Supplementary tables for: Dependent variable selection in phylogenetic generalized least squares regression analysis under Pagel’s lambda model
Data files
Jun 15, 2023 version files 6.71 MB
Abstract
Phylogenetic generalized least squares (PGLS) regression is widely used to detect evolutionary correlations. In contrast to the equal treatment of analyzed traits in conventional correlation methods such as Pearson and Spearman's rank tests, we must designate one trait as the independent variable and the other as the dependent variable. However, in our PGLS regression analyses (using Pagel’s λ model) of both empirical and simulated datasets, switching independent and dependent variables yielded many conflicting results. A serious problem with PGLS regression that has not been noticed before is that selecting an inappropriate trait as the dependent variable will often result in an error. To assess correlations in simulated data, we established a gold standard by analyzing changes in traits along phylogenetic branches. Next, we tested seven potential criteria for dependent variable selection: log-likelihood, Akaike information criterion, R2, p-value, Pagel’s λ, Blomberg et al.’s K, and the estimated λ in Pagel’s λ model. We determined that the last three criteria performed equally well in selecting the dependent variable and were superior to the other four. For practicality, we suggest using the trait with a higher λ or K value as the dependent variable in future PGLS regressions. In analyzing the evolutionary relationship between two traits, we should designate the trait with a stronger phylogenetic signal as the dependent variable even if it could logically assume the cause in the relationship.
Methods
Using different models and variances, we conducted 16,000 simulations of the evolution of two traits (X1 and X2) along a binary tree with 100 terminal nodes.
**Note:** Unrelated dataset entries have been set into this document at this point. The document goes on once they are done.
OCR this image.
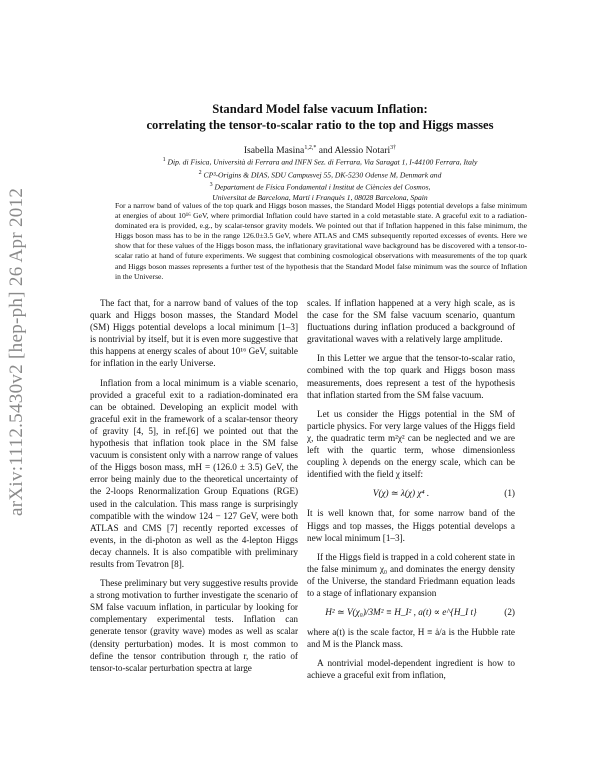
arXiv:1112.5430v2 [hep-ph] 26 Apr 2012
Standard Model false vacuum Inflation:
correlating the tensor-to-scalar ratio to the top and Higgs masses
Isabella Masina$^{1,2,*}$ and Alessio Notari$^{3\dagger}$
$^1$ Dip. di Fisica, Università di Ferrara and INFN Sez. di Ferrara, Via Saragat 1, I-44100 Ferrara, Italy
$^2$ CP³-Origins & DIAS, SDU Campusvej 55, DK-5230 Odense M, Denmark and
$^3$ Departament de Física Fondamental i Institut de Ciències del Cosmos,
Universitat de Barcelona, Martí i Franquès 1, 08028 Barcelona, Spain
For a narrow band of values of the top quark and Higgs boson masses, the Standard Model Higgs potential develops a false minimum at energies of about 10¹⁶ GeV, where primordial Inflation could have started in a cold metastable state. A graceful exit to a radiation-dominated era is provided, e.g., by scalar-tensor gravity models. We pointed out that if Inflation happened in this false minimum, the Higgs boson mass has to be in the range 126.0±3.5 GeV, where ATLAS and CMS subsequently reported excesses of events. Here we show that for these values of the Higgs boson mass, the inflationary gravitational wave background has be discovered with a tensor-to-scalar ratio at hand of future experiments. We suggest that combining cosmological observations with measurements of the top quark and Higgs boson masses represents a further test of the hypothesis that the Standard Model false minimum was the source of Inflation in the Universe.

The fact that, for a narrow band of values of the top quark and Higgs boson masses, the Standard Model (SM) Higgs potential develops a local minimum [1–3] is nontrivial by itself, but it is even more suggestive that this happens at energy scales of about 10¹⁶ GeV, suitable for inflation in the early Universe.

Inflation from a local minimum is a viable scenario, provided a graceful exit to a radiation-dominated era can be obtained. Developing an explicit model with graceful exit in the framework of a scalar-tensor theory of gravity [4, 5], in ref.[6] we pointed out that the hypothesis that inflation took place in the SM false vacuum is consistent only with a narrow range of values of the Higgs boson mass, mH = (126.0 ± 3.5) GeV, the error being mainly due to the theoretical uncertainty of the 2-loops Renormalization Group Equations (RGE) used in the calculation. This mass range is surprisingly compatible with the window 124 − 127 GeV, were both ATLAS and CMS [7] recently reported excesses of events, in the di-photon as well as the 4-lepton Higgs decay channels. It is also compatible with preliminary results from Tevatron [8].

These preliminary but very suggestive results provide a strong motivation to further investigate the scenario of SM false vacuum inflation, in particular by looking for complementary experimental tests. Inflation can generate tensor (gravity wave) modes as well as scalar (density perturbation) modes. It is most common to define the tensor contribution through r, the ratio of tensor-to-scalar perturbation spectra at large

scales. If inflation happened at a very high scale, as is the case for the SM false vacuum scenario, quantum fluctuations during inflation produced a background of gravitational waves with a relatively large amplitude.

In this Letter we argue that the tensor-to-scalar ratio, combined with the top quark and Higgs boson mass measurements, does represent a test of the hypothesis that inflation started from the SM false vacuum.

Let us consider the Higgs potential in the SM of particle physics. For very large values of the Higgs field χ, the quadratic term m²χ² can be neglected and we are left with the quartic term, whose dimensionless coupling λ depends on the energy scale, which can be identified with the field χ itself:

V(χ) ≃ λ(χ) χ⁴ .	(1)

It is well known that, for some narrow band of the Higgs and top masses, the Higgs potential develops a new local minimum [1–3].

If the Higgs field is trapped in a cold coherent state in the false minimum χ₀ and dominates the energy density of the Universe, the standard Friedmann equation leads to a stage of inflationary expansion

H² ≃ V(χ₀)/3M² ≡ H_I² , a(t) ∝ e^{H_I t}	(2)

where a(t) is the scale factor, H ≡ ȧ/a is the Hubble rate and M is the Planck mass.

A nontrivial model-dependent ingredient is how to achieve a graceful exit from inflation,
Supplementary Table S1 includes all the PGLS regression analysis results, the gold standard for the correlation of each simulation established by analyzing changes in traits along phylogenetic branches, and the values of log-likelihood, Akaike information criterion, R2, p-value, Pagel’s λ, Blomberg et al.’s K, and the estimated λ in Pagel’s λ model of each simulated trait or each PGLS regression.
Supplementary Table S2 shows the differences in the performance of the models selected by seven criteria observed in the analysis of all 16,000 simulations.